Par Serge Mavungu
Le Parti du peuple pour la reconstruction et la démocratie (PPRD), formation politique de l’ancien président de la République Joseph Kabila, a annoncé la relance de ses activités à travers le pays à la suite de la levée de la mesure qui interdisait à ses cadres et militants de s’exprimer dans les médias.
La décision a été rendue publique mercredi 24 juin 2026 à Kinshasa, au terme d’une réunion politique consacrée à l’analyse de la situation sociopolitique nationale. À cette occasion, le parti a réaffirmé sa volonté de reprendre pleinement ses activités malgré les restrictions dont il affirme avoir été victime ces derniers mois.
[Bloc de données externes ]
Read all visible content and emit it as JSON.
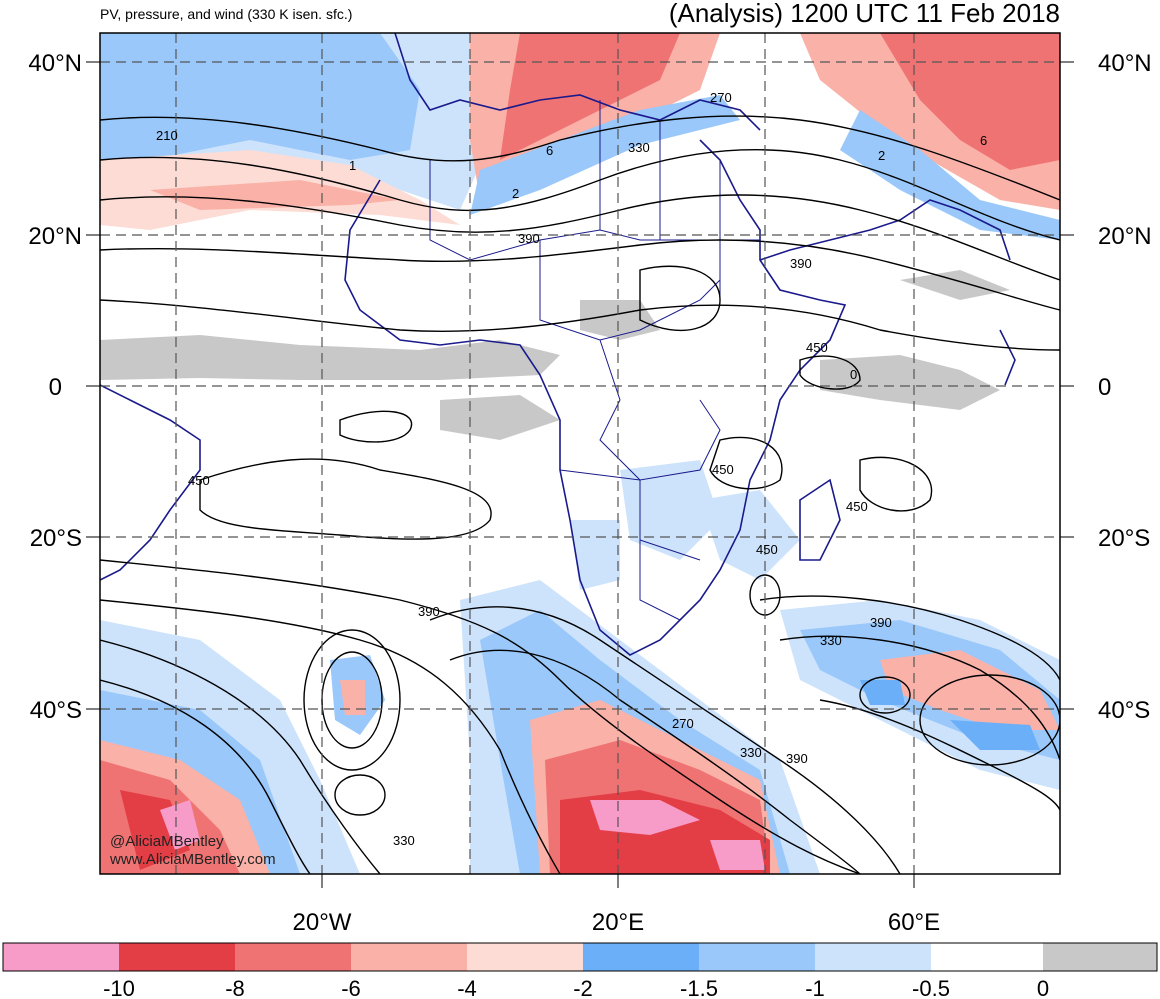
{
  "header": {
    "subtitle": "PV, pressure, and wind (330 K isen. sfc.)",
    "title": "(Analysis) 1200 UTC 11 Feb 2018"
  },
  "axes": {
    "lat_left": [
      "40°N",
      "20°N",
      "0",
      "20°S",
      "40°S"
    ],
    "lat_right": [
      "40°N",
      "20°N",
      "0",
      "20°S",
      "40°S"
    ],
    "lon_bottom": [
      "20°W",
      "20°E",
      "60°E"
    ]
  },
  "contour_labels": [
    "210",
    "1",
    "6",
    "2",
    "390",
    "330",
    "270",
    "2",
    "6",
    "390",
    "450",
    "0",
    "450",
    "450",
    "450",
    "450",
    "390",
    "330",
    "390",
    "270",
    "330",
    "390",
    "330"
  ],
  "watermark": {
    "handle": "@AliciaMBentley",
    "url": "www.AliciaMBentley.com"
  },
  "colorbar": {
    "colors": [
      "#f79bc8",
      "#e33d45",
      "#f07373",
      "#f9b1a8",
      "#fcdcd5",
      "#6aaff7",
      "#9ac8fa",
      "#cde3fc",
      "#ffffff",
      "#c8c8c8"
    ],
    "tick_labels": [
      "-10",
      "-8",
      "-6",
      "-4",
      "-2",
      "-1.5",
      "-1",
      "-0.5",
      "0"
    ]
  },
  "colors": {
    "coastline": "#1a1a8c",
    "contour": "#000000",
    "grid": "#555555"
  }
}
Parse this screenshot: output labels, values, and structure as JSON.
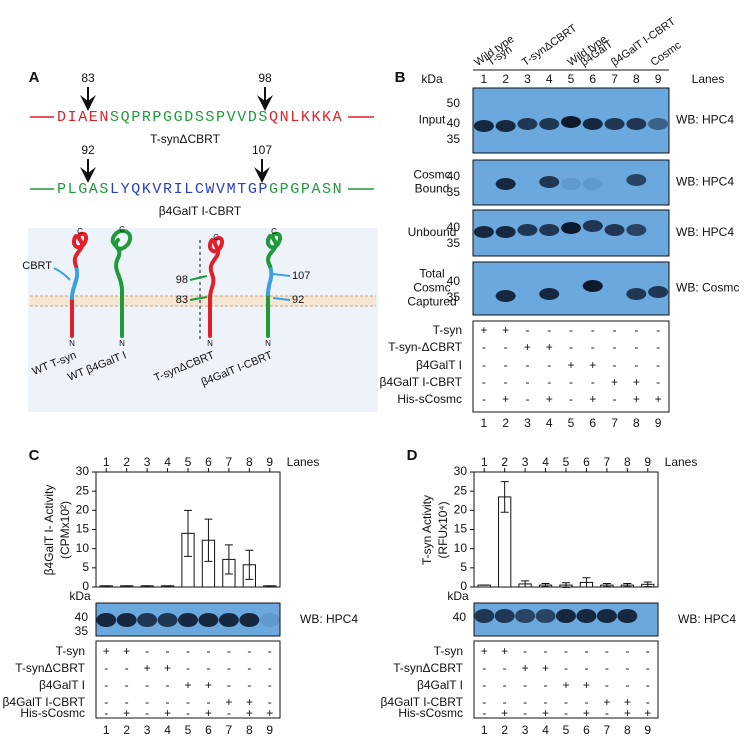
{
  "panel_a": {
    "label": "A",
    "sequences": [
      {
        "left_number": 83,
        "right_number": 98,
        "segments": [
          {
            "text": "DIAEN",
            "color": "#e3202a"
          },
          {
            "text": "SQPRPGGDSSPVVDS",
            "color": "#1f9a3a"
          },
          {
            "text": "QNLKKKA",
            "color": "#e3202a"
          }
        ],
        "name": "T-synΔCBRT"
      },
      {
        "left_number": 92,
        "right_number": 107,
        "segments": [
          {
            "text": "PLGAS",
            "color": "#1f9a3a"
          },
          {
            "text": "LYQKVRILCWVMTGP",
            "color": "#2a3fbf"
          },
          {
            "text": "GPGPASN",
            "color": "#1f9a3a"
          }
        ],
        "name": "β4GalT I-CBRT"
      }
    ],
    "diagram": {
      "c_label": "C",
      "n_label": "N",
      "cbrt": "CBRT",
      "numbers": [
        98,
        83,
        107,
        92
      ],
      "names": [
        "WT T-syn",
        "WT β4GalT I",
        "T-synΔCBRT",
        "β4GalT I-CBRT"
      ]
    }
  },
  "panel_b": {
    "label": "B",
    "kda": "kDa",
    "lanes_title": "Lanes",
    "lanes": [
      1,
      2,
      3,
      4,
      5,
      6,
      7,
      8,
      9
    ],
    "groups": [
      [
        "Wild type",
        "T-syn"
      ],
      [
        "T-synΔCBRT"
      ],
      [
        "Wild type",
        "β4GalT"
      ],
      [
        "β4GalT I-CBRT"
      ],
      [
        "Cosmc"
      ]
    ],
    "blots": [
      {
        "label": [
          "Input"
        ],
        "markers": [
          50,
          40,
          35
        ],
        "wb": "WB: HPC4"
      },
      {
        "label": [
          "Cosmc",
          "Bound"
        ],
        "markers": [
          40,
          35
        ],
        "wb": "WB: HPC4"
      },
      {
        "label": [
          "Unbound"
        ],
        "markers": [
          40,
          35
        ],
        "wb": "WB: HPC4"
      },
      {
        "label": [
          "Total",
          "Cosmc",
          "Captured"
        ],
        "markers": [
          40,
          35
        ],
        "wb": "WB: Cosmc"
      }
    ],
    "table": {
      "rows": [
        {
          "label": "T-syn",
          "cells": [
            "+",
            "+",
            "-",
            "-",
            "-",
            "-",
            "-",
            "-",
            "-"
          ]
        },
        {
          "label": "T-syn-ΔCBRT",
          "cells": [
            "-",
            "-",
            "+",
            "+",
            "-",
            "-",
            "-",
            "-",
            "-"
          ]
        },
        {
          "label": "β4GalT I",
          "cells": [
            "-",
            "-",
            "-",
            "-",
            "+",
            "+",
            "-",
            "-",
            "-"
          ]
        },
        {
          "label": "β4GalT I-CBRT",
          "cells": [
            "-",
            "-",
            "-",
            "-",
            "-",
            "-",
            "+",
            "+",
            "-"
          ]
        },
        {
          "label": "His-sCosmc",
          "cells": [
            "-",
            "+",
            "-",
            "+",
            "-",
            "+",
            "-",
            "+",
            "+"
          ]
        }
      ]
    }
  },
  "chart_data": [
    {
      "type": "bar",
      "panel_label": "C",
      "ylabel": [
        "β4GalT I- Activity",
        "(CPMx10²)"
      ],
      "lanes_title": "Lanes",
      "categories": [
        1,
        2,
        3,
        4,
        5,
        6,
        7,
        8,
        9
      ],
      "values": [
        0.3,
        0.3,
        0.3,
        0.3,
        14,
        12.2,
        7.2,
        5.8,
        0.3
      ],
      "errors": [
        0,
        0,
        0,
        0,
        6,
        5.5,
        3.8,
        3.8,
        0
      ],
      "color": "#ffffff",
      "ylim": [
        0,
        30
      ],
      "yticks": [
        0,
        5,
        10,
        15,
        20,
        25,
        30
      ],
      "blot": {
        "kda": "kDa",
        "markers": [
          40,
          35
        ],
        "wb": "WB: HPC4"
      },
      "table": {
        "rows": [
          {
            "label": "T-syn",
            "cells": [
              "+",
              "+",
              "-",
              "-",
              "-",
              "-",
              "-",
              "-",
              "-"
            ]
          },
          {
            "label": "T-synΔCBRT",
            "cells": [
              "-",
              "-",
              "+",
              "+",
              "-",
              "-",
              "-",
              "-",
              "-"
            ]
          },
          {
            "label": "β4GalT I",
            "cells": [
              "-",
              "-",
              "-",
              "-",
              "+",
              "+",
              "-",
              "-",
              "-"
            ]
          },
          {
            "label": "β4GalT I-CBRT",
            "cells": [
              "-",
              "-",
              "-",
              "-",
              "-",
              "-",
              "+",
              "+",
              "-"
            ]
          },
          {
            "label": "His-sCosmc",
            "cells": [
              "-",
              "+",
              "-",
              "+",
              "-",
              "+",
              "-",
              "+",
              "+"
            ]
          }
        ]
      }
    },
    {
      "type": "bar",
      "panel_label": "D",
      "ylabel": [
        "T-syn Activity",
        "(RFUx10⁴)"
      ],
      "lanes_title": "Lanes",
      "categories": [
        1,
        2,
        3,
        4,
        5,
        6,
        7,
        8,
        9
      ],
      "values": [
        0.5,
        23.5,
        0.8,
        0.5,
        0.5,
        1.2,
        0.5,
        0.5,
        0.7
      ],
      "errors": [
        0,
        4,
        0.8,
        0.4,
        0.6,
        1.2,
        0.4,
        0.4,
        0.6
      ],
      "color": "#ffffff",
      "ylim": [
        0,
        30
      ],
      "yticks": [
        0,
        5,
        10,
        15,
        20,
        25,
        30
      ],
      "blot": {
        "kda": "kDa",
        "markers": [
          40
        ],
        "wb": "WB: HPC4"
      },
      "table": {
        "rows": [
          {
            "label": "T-syn",
            "cells": [
              "+",
              "+",
              "-",
              "-",
              "-",
              "-",
              "-",
              "-",
              "-"
            ]
          },
          {
            "label": "T-synΔCBRT",
            "cells": [
              "-",
              "-",
              "+",
              "+",
              "-",
              "-",
              "-",
              "-",
              "-"
            ]
          },
          {
            "label": "β4GalT I",
            "cells": [
              "-",
              "-",
              "-",
              "-",
              "+",
              "+",
              "-",
              "-",
              "-"
            ]
          },
          {
            "label": "β4GalT I-CBRT",
            "cells": [
              "-",
              "-",
              "-",
              "-",
              "-",
              "-",
              "+",
              "+",
              "-"
            ]
          },
          {
            "label": "His-sCosmc",
            "cells": [
              "-",
              "+",
              "-",
              "+",
              "-",
              "+",
              "-",
              "+",
              "+"
            ]
          }
        ]
      }
    }
  ]
}
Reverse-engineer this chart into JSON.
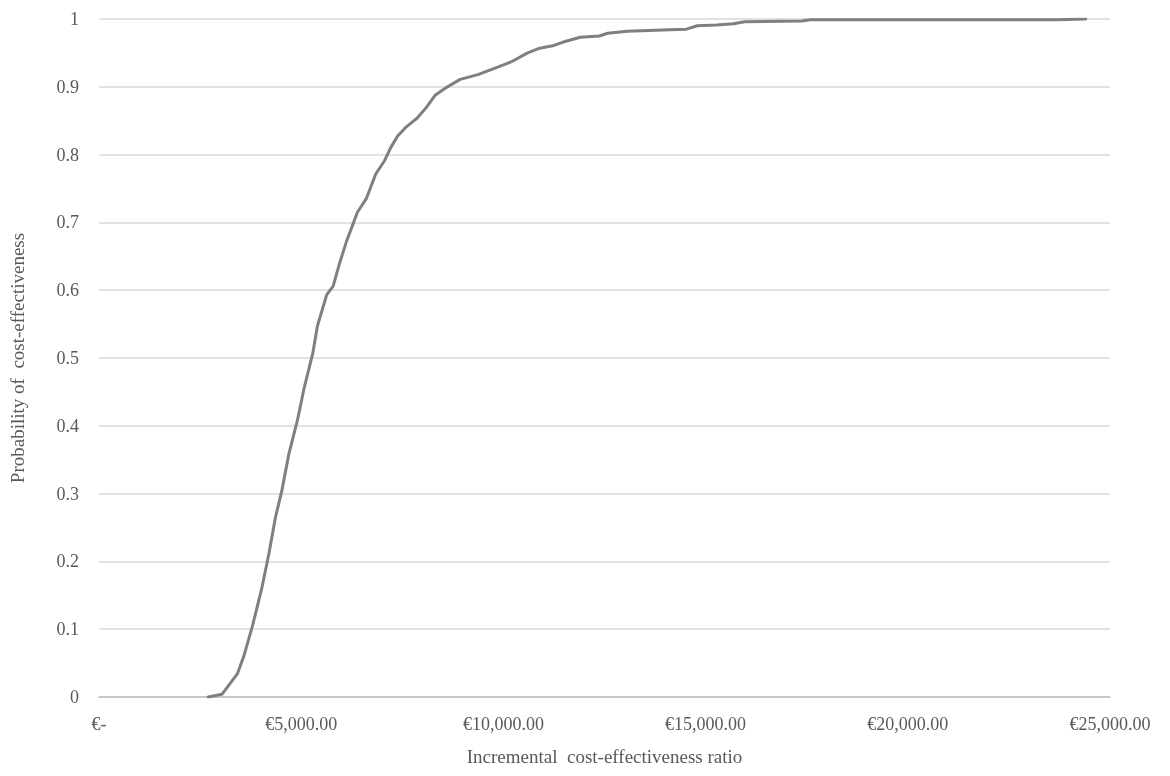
{
  "chart_data": {
    "type": "line",
    "xlabel": "Incremental  cost-effectiveness ratio",
    "ylabel": "Probability of  cost-effectiveness",
    "series": [
      {
        "color": "#7f7f7f",
        "x": [
          2700,
          3040,
          3420,
          3580,
          3800,
          4020,
          4200,
          4360,
          4520,
          4690,
          4910,
          5070,
          5290,
          5400,
          5630,
          5790,
          5950,
          6120,
          6390,
          6610,
          6840,
          7060,
          7220,
          7380,
          7600,
          7870,
          8100,
          8320,
          8590,
          8930,
          9370,
          9810,
          10200,
          10600,
          10900,
          11250,
          11480,
          11900,
          12370,
          12580,
          13060,
          14110,
          14530,
          14790,
          15270,
          15690,
          15960,
          17380,
          17590,
          23700,
          24400
        ],
        "values": [
          0,
          0.004,
          0.034,
          0.06,
          0.106,
          0.159,
          0.211,
          0.264,
          0.304,
          0.357,
          0.409,
          0.455,
          0.508,
          0.547,
          0.593,
          0.606,
          0.64,
          0.672,
          0.715,
          0.735,
          0.771,
          0.791,
          0.811,
          0.827,
          0.841,
          0.854,
          0.87,
          0.888,
          0.899,
          0.911,
          0.918,
          0.928,
          0.937,
          0.95,
          0.957,
          0.961,
          0.966,
          0.973,
          0.975,
          0.979,
          0.982,
          0.984,
          0.985,
          0.99,
          0.991,
          0.993,
          0.996,
          0.997,
          0.999,
          0.999,
          1
        ]
      }
    ],
    "xlim": [
      0,
      25000
    ],
    "xticks": [
      {
        "value": 0,
        "label": "€-"
      },
      {
        "value": 5000,
        "label": "€5,000.00"
      },
      {
        "value": 10000,
        "label": "€10,000.00"
      },
      {
        "value": 15000,
        "label": "€15,000.00"
      },
      {
        "value": 20000,
        "label": "€20,000.00"
      },
      {
        "value": 25000,
        "label": "€25,000.00"
      }
    ],
    "ylim": [
      0,
      1
    ],
    "yticks": [
      0,
      0.1,
      0.2,
      0.3,
      0.4,
      0.5,
      0.6,
      0.7,
      0.8,
      0.9,
      1
    ],
    "grid": "y",
    "marker": "none",
    "line_style": "solid"
  }
}
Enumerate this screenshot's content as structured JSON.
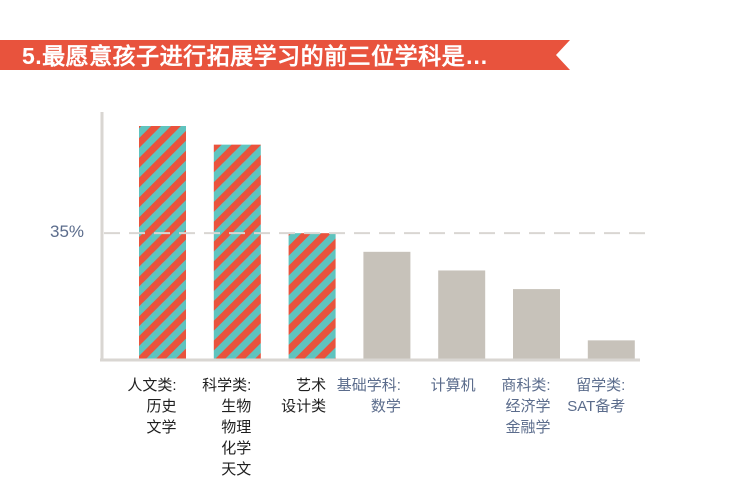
{
  "title": "5.最愿意孩子进行拓展学习的前三位学科是…",
  "colors": {
    "banner": "#E8533D",
    "highlight_stripe_a": "#E8533D",
    "highlight_stripe_b": "#5FC3BE",
    "neutral_bar": "#C7C2BA",
    "axis": "#D9D6D2",
    "ref_line": "#D9D6D2",
    "text_highlight": "#1F1F1F",
    "text_neutral": "#5B6C8C"
  },
  "chart_data": {
    "type": "bar",
    "title": "5.最愿意孩子进行拓展学习的前三位学科是…",
    "categories": [
      "人文类:\n历史\n文学",
      "科学类:\n生物\n物理\n化学\n天文",
      "艺术\n设计类",
      "基础学科:\n数学",
      "计算机",
      "商科类:\n经济学\n金融学",
      "留学类:\nSAT备考"
    ],
    "values": [
      50,
      46,
      27,
      23,
      19,
      15,
      4
    ],
    "highlighted": [
      true,
      true,
      true,
      false,
      false,
      false,
      false
    ],
    "reference_line": {
      "value": 27,
      "label": "35%"
    },
    "ylim": [
      0,
      50
    ],
    "xlabel": "",
    "ylabel": "",
    "grid": false,
    "legend": "none"
  }
}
Dans sa déclaration, le PPRD a également réclamé la libération de plusieurs de ses dirigeants arrêtés entre décembre 2025 et janvier 2026. Il s’agit notamment d’Aubin Minaku, vice-président du parti, d’Emmanuel Ramazani Shadary, secrétaire permanent, ainsi que de Dunia Kilanga, secrétaire national chargé de la mobilisation. Selon la formation politique, ces responsables ont été interpellés lors d’opérations menées de nuit à leurs domiciles par des hommes en civil et en uniforme.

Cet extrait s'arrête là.